TCS Daily


When Collaborators Have Chemistry

By Duane D. Freese - July 13, 2006 12:00 AM

A "landmark" treatment; a "new paradigm" of separate companies working to produce a single drug: "proactive collaboration" between the Food and Drug Administration and drug developers.

That's how FDA Acting Commissioner Andrew von Eschenbach described the development of a new single-dose, one-a-day treatment for AIDS -- Atripla -- at a press conference announcing its approval.

I would simplify it: smart people were doing some serious innovating.

Single dose treatments for AIDS have long been a kind of holy grail, as an FDA official said. While Atripla involves no new active ingredient -- it combines three existing antiretrovirals, two made by Gilead and another by Bristol Myers Squib and Merck -- the fact that people can take it once a day means more people can adhere to their taking of pills.

That may not seem like a lot, but as one FDA official noted, "The more pills that need to be taken, the less chance of a good outcome." Indeed, anytime adherence falls below 95%, drug resistance pops up.

In the United States that can mean hundreds or thousands of lives lost. In less developed countries, with their inefficient health delivery systems, corrupt governments stealing pills or delivering fakes and nearly 38 million sufferers, it can mean hundreds of thousands. The disease already has taken 25 million in 25 years.

So, as Frank Oldham Jr., executive director of the National Association of People with AIDS told the Associated Press, "It is a major, major breakthrough for all people living with HIV and AIDS."

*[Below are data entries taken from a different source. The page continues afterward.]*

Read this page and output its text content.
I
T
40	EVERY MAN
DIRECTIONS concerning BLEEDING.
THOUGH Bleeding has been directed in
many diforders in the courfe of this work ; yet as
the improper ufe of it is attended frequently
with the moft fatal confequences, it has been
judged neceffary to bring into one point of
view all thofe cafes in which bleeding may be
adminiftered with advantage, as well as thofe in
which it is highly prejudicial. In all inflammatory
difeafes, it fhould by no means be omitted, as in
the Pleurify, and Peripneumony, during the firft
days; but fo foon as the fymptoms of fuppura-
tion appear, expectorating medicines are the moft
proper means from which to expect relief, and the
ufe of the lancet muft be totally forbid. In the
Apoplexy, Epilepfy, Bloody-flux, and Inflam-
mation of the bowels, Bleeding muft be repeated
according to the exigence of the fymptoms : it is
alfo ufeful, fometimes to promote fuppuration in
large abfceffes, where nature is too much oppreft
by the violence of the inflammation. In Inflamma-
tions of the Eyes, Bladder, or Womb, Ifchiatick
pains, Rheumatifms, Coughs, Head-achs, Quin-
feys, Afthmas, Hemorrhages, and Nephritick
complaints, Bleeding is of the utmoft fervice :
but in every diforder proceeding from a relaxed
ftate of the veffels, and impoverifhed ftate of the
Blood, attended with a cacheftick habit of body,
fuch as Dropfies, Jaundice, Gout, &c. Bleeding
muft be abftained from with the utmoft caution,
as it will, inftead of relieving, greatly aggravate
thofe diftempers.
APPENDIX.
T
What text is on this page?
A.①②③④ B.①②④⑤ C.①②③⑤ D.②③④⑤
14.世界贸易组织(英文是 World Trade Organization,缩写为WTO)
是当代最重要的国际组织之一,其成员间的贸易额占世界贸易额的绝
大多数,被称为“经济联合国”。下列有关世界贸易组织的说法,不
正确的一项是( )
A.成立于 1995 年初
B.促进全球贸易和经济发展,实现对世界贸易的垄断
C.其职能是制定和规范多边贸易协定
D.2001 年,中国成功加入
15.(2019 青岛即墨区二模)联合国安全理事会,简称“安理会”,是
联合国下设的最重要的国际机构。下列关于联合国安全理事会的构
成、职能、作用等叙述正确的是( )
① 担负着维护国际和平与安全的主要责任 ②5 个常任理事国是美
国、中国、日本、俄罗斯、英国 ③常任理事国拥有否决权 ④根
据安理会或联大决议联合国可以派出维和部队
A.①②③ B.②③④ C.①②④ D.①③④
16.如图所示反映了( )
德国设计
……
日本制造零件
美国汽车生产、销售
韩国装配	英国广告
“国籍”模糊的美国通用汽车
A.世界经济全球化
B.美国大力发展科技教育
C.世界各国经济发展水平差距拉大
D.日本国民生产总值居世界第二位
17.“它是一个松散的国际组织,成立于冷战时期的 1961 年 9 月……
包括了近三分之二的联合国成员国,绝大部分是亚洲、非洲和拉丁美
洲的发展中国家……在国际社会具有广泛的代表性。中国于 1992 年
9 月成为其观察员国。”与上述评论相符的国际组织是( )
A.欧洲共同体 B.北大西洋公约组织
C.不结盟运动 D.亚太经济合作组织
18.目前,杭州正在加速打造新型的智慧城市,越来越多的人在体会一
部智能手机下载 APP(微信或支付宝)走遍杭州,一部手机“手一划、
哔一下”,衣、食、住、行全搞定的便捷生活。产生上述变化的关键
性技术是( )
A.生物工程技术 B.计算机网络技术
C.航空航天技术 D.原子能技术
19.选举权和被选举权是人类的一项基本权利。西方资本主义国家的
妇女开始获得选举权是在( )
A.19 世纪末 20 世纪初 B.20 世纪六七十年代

And while Charles Farthing, chief of medicine for the AIDS Healthcare Foundation, may have taken it a bit too far in comments to Reuters, he expresses the sentiment: It's incredibly important psychologically for patients ... This turns HIV into high blood pressure."

If only the ARVs were as simple to work with as statins. But they really don't combine together in one pill very easily because of their chemical compositions.

That's why the "amazing happening" wasn't "the fact that innovator companies in the U.S. have actually heeded the call to collaborate," as Veronica Miller of the Forum for Collaborative HIV Research, said, calling for further collaboration for child dosages. Rather it is that the drug researchers in 20 person-years of effort over 18 months were able to develop a technique that would stabilize some incompatible chemicals in a pill that would work taking it once a day.

The fact that Taiyin Yang and her crew of researchers, who cracked the problem of creating a pill with double the half life in plasma of previous drugs so people could take just one a day, are rarely mentioned in most of the news reports speaks volumes about how the press takes for granted the innovative process. But only by their creating bilayer compression can this drug be readily served up in a mud hut in South Africa, as it is in an air conditioned flat in San Francisco.

Duane Freese is deputy editor of TCS Daily.